Otter appointed a task force in 2010 that determined that Idaho needs to spend more than a quarter-billion dollars more a year on its roads and bridges, just to keep them safe and usable.
The survey of 1,062 likely Idaho voters, which was conducted from February to April by the University of Idaho’s Social Science Research Unit, found that only 27 percent believe Idaho’s roads and bridges will be adequate for the state’s needs in 10 years. Ninety-four percent of respondents said Idaho’s system of roads and bridges must be maintained if the economy is to grow, and 85 percent said big fixes are needed to make the state’s roads and bridges safer.
The survey has a margin of error of plus or minus 3 percent. It was funded entirely by the McClure Center; the University of Washington conducted an external review of the methods used.

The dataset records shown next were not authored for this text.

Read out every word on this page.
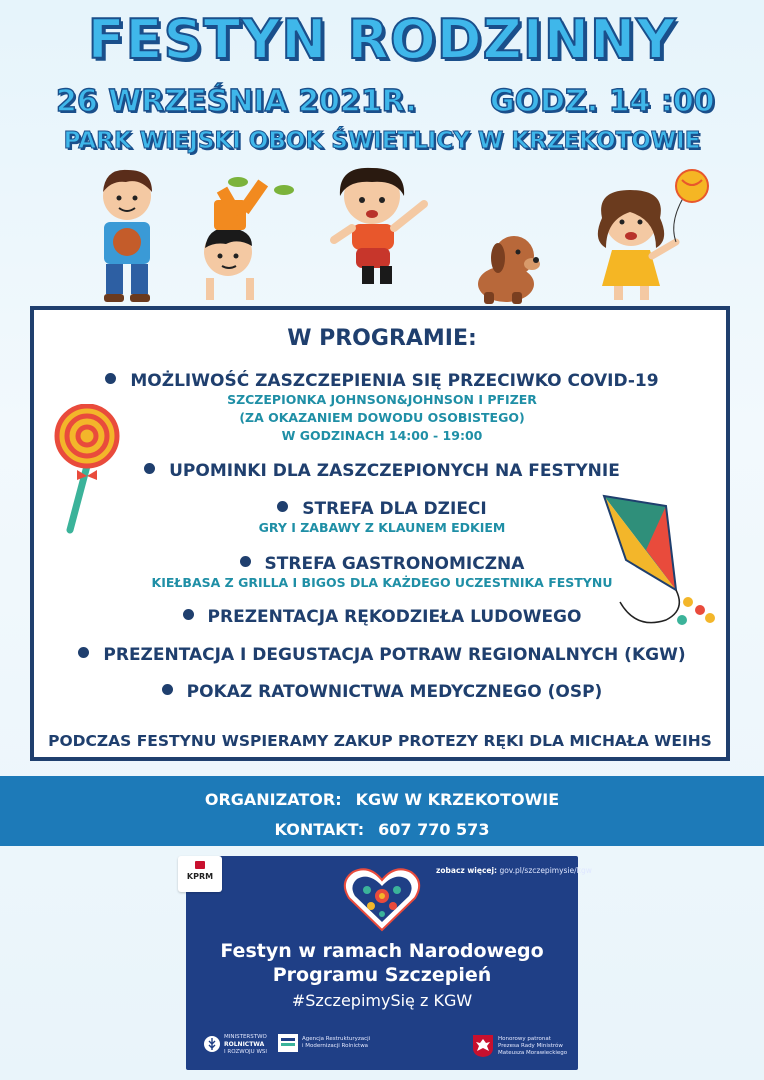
FESTYN RODZINNY
26 WRZEŚNIA 2021R. GODZ. 14 :00
PARK WIEJSKI OBOK ŚWIETLICY W KRZEKOTOWIE
W PROGRAMIE:
MOŻLIWOŚĆ ZASZCZEPIENIA SIĘ PRZECIWKO COVID-19
SZCZEPIONKA JOHNSON&JOHNSON I PFIZER
(ZA OKAZANIEM DOWODU OSOBISTEGO)
W GODZINACH 14:00 - 19:00
UPOMINKI DLA ZASZCZEPIONYCH NA FESTYNIE
STREFA DLA DZIECI
GRY I ZABAWY Z KLAUNEM EDKIEM
STREFA GASTRONOMICZNA
KIEŁBASA Z GRILLA I BIGOS DLA KAŻDEGO UCZESTNIKA FESTYNU
PREZENTACJA RĘKODZIEŁA LUDOWEGO
PREZENTACJA I DEGUSTACJA POTRAW REGIONALNYCH (KGW)
POKAZ RATOWNICTWA MEDYCZNEGO (OSP)
PODCZAS FESTYNU WSPIERAMY ZAKUP PROTEZY RĘKI DLA MICHAŁA WEIHS
ORGANIZATOR: KGW W KRZEKOTOWIE
KONTAKT: 607 770 573
KPRM
zobacz więcej: gov.pl/szczepimysie/kgw
Festyn w ramach Narodowego
Programu Szczepień
#SzczepimySię z KGW
MINISTERSTWO
ROLNICTWA
I ROZWOJU WSI
Agencja Restrukturyzacji
i Modernizacji Rolnictwa
Honorowy patronat
Prezesa Rady Ministrów
Mateusza Morawieckiego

“I have good confidence that the data are reliable and credible,” Salant said.
“I think the biggest surprise is that there is more trust in government than you would expect,” she said. “Only 10 percent of likely voters said they would absolutely not vote for tax increases because the government will only waste it. I think that is a remarkably low number. That is, to me, the most remarkable finding in the study. People trust government much more than we think they do.”
The survey asked respondents about nine possible ways to raise money for roads and bridges. The most popular one, drawing 73 percent support, was to tap into current sales taxes on auto parts and tires. But that would simply shift money from the state general fund budget; it wouldn’t add any new money. Second-most popular was increased fees for commercial trucks, at 68 percent; and third was higher car registration fees, at 56 percent.
Fifty-four percent backed a one-time fee on the purchase of new or used vehicles; but just 35 percent favored raising Idaho’s 25 cent per gallon gas tax, which hasn’t increased since 1996.
Even fewer supported toll roads – 27 percent – or charging drivers by the mile, which drew just 23 percent support.
“The easiest solution for today is to double the gas tax,” Hammon said. “Well that is clearly not going to be palatable.” Instead, he said, lawmakers should decide what combination of taxes, user fees and other measures is most appropriate to fund the needs.
“This is a very complex issue – it’s going to require a complex solution,” Hammon said. “It needs to be fair, and it needs to be from multiple pots of money.”